Paul made very secure connections of these "posts" to the deck rim joist, but I didn't think highly of his design. Even secured well to the rim joist, these faux guardrail posts had a lot of flex that made me nervous.
Ultimately Paul says he was right however or that he thinks I'm an old maid worrier. He screwed his balusters to the deck rim joist and to the deck guardrailing top member all along the expanse of this deck.
The result was quite rigid and would (probably) pass code-specified guard railing load tests.
I also don't think that screwing a post into the grain-end of a supporting deck joist is a very strong connection.

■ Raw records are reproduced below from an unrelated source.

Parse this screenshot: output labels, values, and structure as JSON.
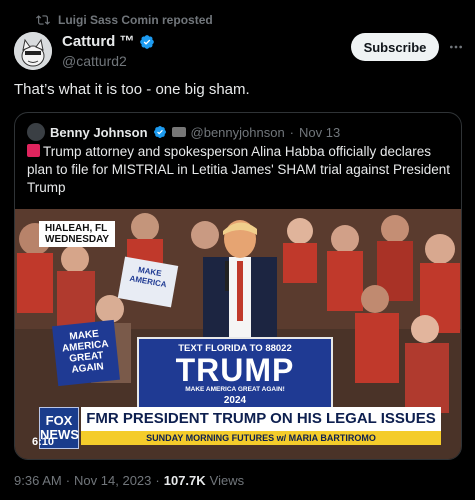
{
  "repost": {
    "text": "Luigi Sass Comin reposted"
  },
  "author": {
    "name": "Catturd ™",
    "handle": "@catturd2"
  },
  "subscribe": {
    "label": "Subscribe"
  },
  "tweet": {
    "text": "That’s what it is too - one big sham."
  },
  "quote": {
    "name": "Benny Johnson",
    "handle": "@bennyjohnson",
    "separator": "·",
    "date": "Nov 13",
    "text": "Trump attorney and spokesperson Alina Habba officially declares plan to file for MISTRIAL in Letitia James' SHAM trial against President Trump",
    "media": {
      "location_line1": "HIALEAH, FL",
      "location_line2": "WEDNESDAY",
      "sign_top": "TEXT FLORIDA TO 88022",
      "sign_main": "TRUMP",
      "sign_sub": "MAKE AMERICA GREAT AGAIN!",
      "sign_year": "2024",
      "maga_left": "MAKE AMERICA GREAT AGAIN",
      "maga_top": "MAKE AMERICA",
      "network": "FOX NEWS",
      "clock": "6:10",
      "headline": "FMR PRESIDENT TRUMP ON HIS LEGAL ISSUES",
      "show": "SUNDAY MORNING FUTURES  w/ MARIA BARTIROMO"
    }
  },
  "footer": {
    "time": "9:36 AM",
    "separator": "·",
    "date": "Nov 14, 2023",
    "separator2": "·",
    "views_count": "107.7K",
    "views_label": "Views"
  },
  "colors": {
    "background": "#000000",
    "verified": "#1d9bf0",
    "muted": "#71767b"
  }
}
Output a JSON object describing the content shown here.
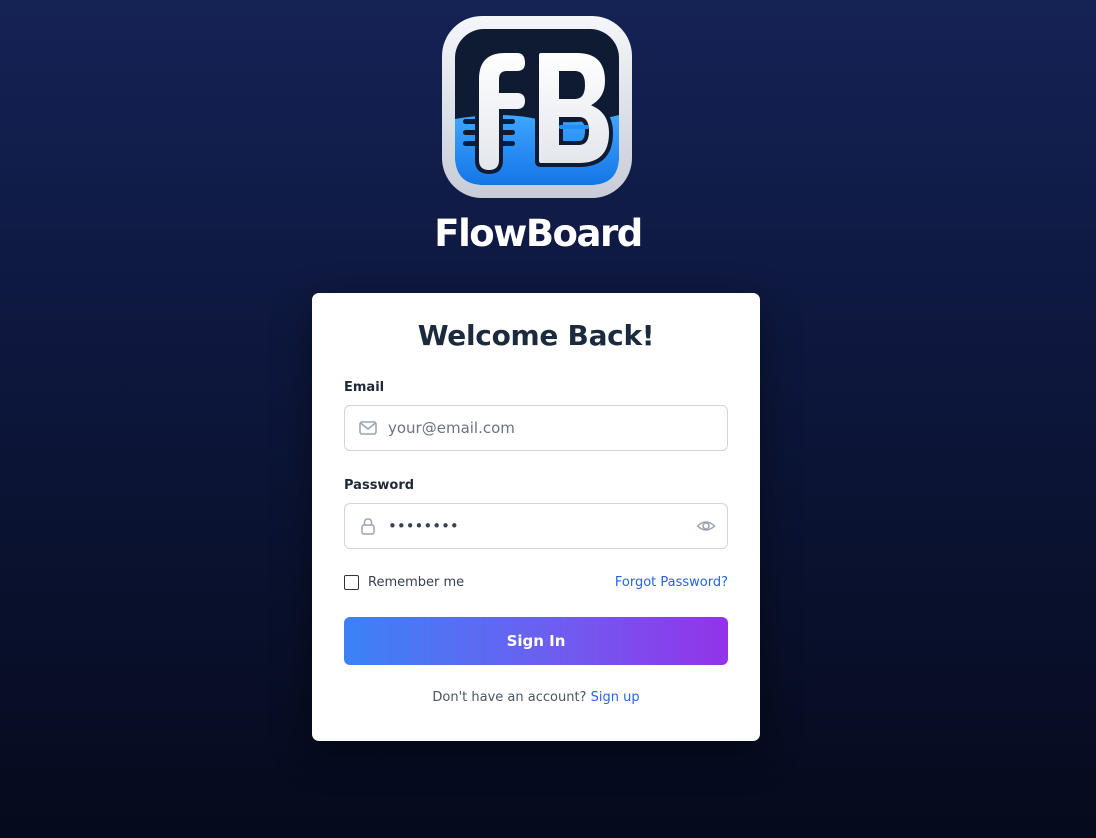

Secure Deck or Porch Rail Balusters can Eliminate the Need for Guardrail Support Posts
Balusters can be nailed or screwed directly to the rim joist and to the guard railing at the top of the deck guardrail, or balusters screwed along a stair stringer and secured at top to a stair guardrailing can be strong enough that additional 4x or larger posts may not be required.
Watch out: if your deck screws split the baluster it is no longer securely connected to the deck rim joist or guardrail top. There are two hazards that ensue: a loose, insecure guard railing (depending on the number of split baluster ends) and a child hazard (open baluster spacing lets a kid fall off of the deck or porch).
Just below we show a baluster that was split during installation. Multiple screws split the baluster end making this connection insecure and unsafe.
Below is a well secured baluster. The galvanized deck construction screws that work so well for deck floor installation can split balusters and may require pre-drilling to avoid that trouble.
Some builders shoot nails to hold the balusters during initial construction (the small rust spots in the photos below) following up with proper structural connectors later - a practice that's ok with me (DF) as long as the number of penetrations doesn't increase the risk of split balusters.